Let’s do the same thing at the broader asset class level. So this covers everything from large-cap US equities, to small-cap, to emerging markets, to REITs, we’ve got international in here, we’ve got segments of the bond market like TIPs and developed bonds, so it’s the gamut, all the way to cash as measured by T-bills, and, again, ranked month by month.  Go over to the far-right column and you see that COM, which in this cased, is commodities, maybe no surprise, given what’s been happening with inflation, and energy prices, and food prices, commodities have been, by far, the best performing asset class. On the other end of the spectrum, you’ve got emerging markets as the worst performing asset class.
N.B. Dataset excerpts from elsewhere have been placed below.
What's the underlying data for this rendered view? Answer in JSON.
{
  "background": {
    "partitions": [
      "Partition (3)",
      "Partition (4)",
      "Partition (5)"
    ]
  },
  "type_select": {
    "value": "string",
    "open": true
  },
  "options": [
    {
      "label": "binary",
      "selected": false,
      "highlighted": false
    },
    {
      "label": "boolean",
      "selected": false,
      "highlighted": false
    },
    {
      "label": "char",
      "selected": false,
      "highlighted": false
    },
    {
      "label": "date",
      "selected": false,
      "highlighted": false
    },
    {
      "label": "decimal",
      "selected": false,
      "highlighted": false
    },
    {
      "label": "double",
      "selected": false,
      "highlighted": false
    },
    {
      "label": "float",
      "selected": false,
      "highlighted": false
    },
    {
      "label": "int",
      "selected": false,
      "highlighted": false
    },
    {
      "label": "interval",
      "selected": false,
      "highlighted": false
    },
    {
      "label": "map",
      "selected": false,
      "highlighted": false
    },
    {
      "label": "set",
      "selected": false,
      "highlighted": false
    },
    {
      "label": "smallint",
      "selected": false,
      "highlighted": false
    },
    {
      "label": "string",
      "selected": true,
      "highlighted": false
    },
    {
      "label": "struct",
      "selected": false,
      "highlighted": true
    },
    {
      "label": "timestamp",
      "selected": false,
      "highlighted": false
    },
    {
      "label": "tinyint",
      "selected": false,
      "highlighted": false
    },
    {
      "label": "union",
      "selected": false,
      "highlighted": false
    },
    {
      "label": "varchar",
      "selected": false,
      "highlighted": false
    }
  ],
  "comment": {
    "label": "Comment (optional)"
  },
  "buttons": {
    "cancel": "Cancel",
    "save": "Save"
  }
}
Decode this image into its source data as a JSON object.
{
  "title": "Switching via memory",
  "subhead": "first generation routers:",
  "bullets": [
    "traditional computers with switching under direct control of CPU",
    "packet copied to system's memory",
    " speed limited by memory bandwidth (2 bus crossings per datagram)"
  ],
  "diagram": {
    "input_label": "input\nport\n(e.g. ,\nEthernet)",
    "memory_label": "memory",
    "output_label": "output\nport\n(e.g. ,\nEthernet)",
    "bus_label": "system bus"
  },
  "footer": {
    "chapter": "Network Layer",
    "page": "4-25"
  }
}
But even with that strength in commodities, one might say, ‘Oh, I should have just been in commodities.’ Yes, if you have the wherewithal to stick with it, but much like this energy, take a look at the path that commodities have taken along the way.  There’s just much more short-term money in the market right now, trading in rapid-fire fashion, where you can see prospects for certain asset classes and sectors really turn on a dime, and it’s just a bit more treacherous an environment to try to play the tactical or short-term timing game.

But, more broadly, both of these quilts reinforce diversification.  In temporarily removing our tactical recommendations, we’re really reinforcing that investors should have a plan, have a strategic asset allocation plan, be diversified across and within asset classes, and then the way to navigate this type of action, this almost perfect W in the case of commodities or any other volatile asset class or volatile sector is use rebalancing to your benefit.  We know it’s a part of a disciplined process, but, as a reminder, what rebalancing does, when our portfolio gets out whack certain asset classes become a larger share or a smaller share based on short-term performance. Rebalancing forces us to do what we know we’re supposed to, which is, to use the old adage, buy low/sell high. My sort of a balancing version of that is add low/trim high, and, actually, take advantage of some of this volatility to keep yourself at your core strategic asset allocation and take advantage of the swings that we’re seeing that can be quite dramatic, as opposed to trying to anticipate them upfront.

So a bit of an anatomy of what’s been driving the market, but I wanted to end it with some of these tried and true disciplines that even in a trickier market environment, ultimately, pay dividends, maybe figuratively and literally. So thanks, as always, for tuning in.